Nasmyth stooped toward her. “In the height of my folly I had an uneasy consciousness that I belonged to you. Afterwards I was sure. It was a very real thing, but I naturally shrank from coming to you. I don’t quite know how I have gathered the courage now.”

Laura sat still, and he laid a hand on her shoulder. Then she turned and looked up at him.

“Well,” she confessed very simply, “I think I loved you in the days when you were building the dam.”

He bent down and kissed her, and neither of them ever remembered exactly what they said.

A few minutes later there was a clatter in the shadow above them, and two men came scrambling down, each leading a jaded horse. Nasmyth rose and turned toward them when they stopped close in front of him.

“You have some business with me?” he inquired.
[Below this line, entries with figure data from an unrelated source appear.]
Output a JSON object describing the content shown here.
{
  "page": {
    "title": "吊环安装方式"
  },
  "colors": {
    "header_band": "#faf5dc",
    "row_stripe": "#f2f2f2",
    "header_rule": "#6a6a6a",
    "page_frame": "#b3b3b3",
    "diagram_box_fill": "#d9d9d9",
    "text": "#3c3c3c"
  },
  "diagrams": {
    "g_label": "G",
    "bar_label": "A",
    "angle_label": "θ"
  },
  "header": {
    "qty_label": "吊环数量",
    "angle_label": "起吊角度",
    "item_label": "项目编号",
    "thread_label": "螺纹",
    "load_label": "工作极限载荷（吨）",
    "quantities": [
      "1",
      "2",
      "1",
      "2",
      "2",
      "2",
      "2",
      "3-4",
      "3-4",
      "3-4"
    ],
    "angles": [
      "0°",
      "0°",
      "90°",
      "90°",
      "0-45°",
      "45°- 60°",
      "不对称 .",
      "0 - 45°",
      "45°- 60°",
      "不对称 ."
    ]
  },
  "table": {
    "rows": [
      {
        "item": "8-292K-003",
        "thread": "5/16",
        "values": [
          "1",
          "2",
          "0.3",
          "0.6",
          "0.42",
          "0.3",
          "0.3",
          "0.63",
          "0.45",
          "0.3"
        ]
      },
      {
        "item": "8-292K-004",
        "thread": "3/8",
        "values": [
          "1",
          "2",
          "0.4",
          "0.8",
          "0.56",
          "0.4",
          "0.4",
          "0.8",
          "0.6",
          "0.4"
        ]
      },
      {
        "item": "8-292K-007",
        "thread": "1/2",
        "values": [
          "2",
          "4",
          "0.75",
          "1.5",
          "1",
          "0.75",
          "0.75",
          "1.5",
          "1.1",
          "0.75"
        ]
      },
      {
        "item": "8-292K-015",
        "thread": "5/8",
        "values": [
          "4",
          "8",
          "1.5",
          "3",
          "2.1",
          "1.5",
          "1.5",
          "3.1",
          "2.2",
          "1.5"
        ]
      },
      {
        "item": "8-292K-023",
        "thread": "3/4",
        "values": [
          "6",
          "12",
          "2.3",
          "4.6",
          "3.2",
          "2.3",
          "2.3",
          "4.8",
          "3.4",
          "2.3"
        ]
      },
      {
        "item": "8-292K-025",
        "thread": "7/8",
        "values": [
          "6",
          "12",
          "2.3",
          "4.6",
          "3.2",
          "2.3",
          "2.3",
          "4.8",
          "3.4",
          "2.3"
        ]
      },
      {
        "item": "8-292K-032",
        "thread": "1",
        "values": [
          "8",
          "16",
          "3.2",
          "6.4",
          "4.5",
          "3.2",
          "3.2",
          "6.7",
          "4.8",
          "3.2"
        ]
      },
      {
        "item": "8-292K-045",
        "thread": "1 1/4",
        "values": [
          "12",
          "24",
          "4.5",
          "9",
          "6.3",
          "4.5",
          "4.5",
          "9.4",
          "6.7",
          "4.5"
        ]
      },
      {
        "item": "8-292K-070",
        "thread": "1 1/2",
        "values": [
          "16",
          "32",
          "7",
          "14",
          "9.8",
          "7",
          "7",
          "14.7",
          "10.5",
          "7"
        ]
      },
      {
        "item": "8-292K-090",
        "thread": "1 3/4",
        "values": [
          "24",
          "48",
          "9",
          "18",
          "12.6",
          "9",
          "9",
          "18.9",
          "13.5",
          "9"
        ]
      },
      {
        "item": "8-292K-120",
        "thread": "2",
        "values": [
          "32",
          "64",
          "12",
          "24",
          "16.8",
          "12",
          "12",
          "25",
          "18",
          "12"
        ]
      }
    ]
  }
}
One of them handed him a sealed paper, and he opened it with deliberation.

“I may as well tell you that I expected this,” he said. He glanced at Laura. “I am summoned to attend in Victoria and show cause why I should not be restrained from injuring the holding of a rancher at the head of the valley. In the meantime I am instructed to carry on the operations in the cañon no further.”

He turned to the men. “You should have come along 327 an hour or two ago. I don’t propose to do anything further in the cañon; in fact, I have accomplished the purpose I had in hand.”

As his meaning dawned on them, the men gazed at each other in evident consternation, until one of them turned to Laura.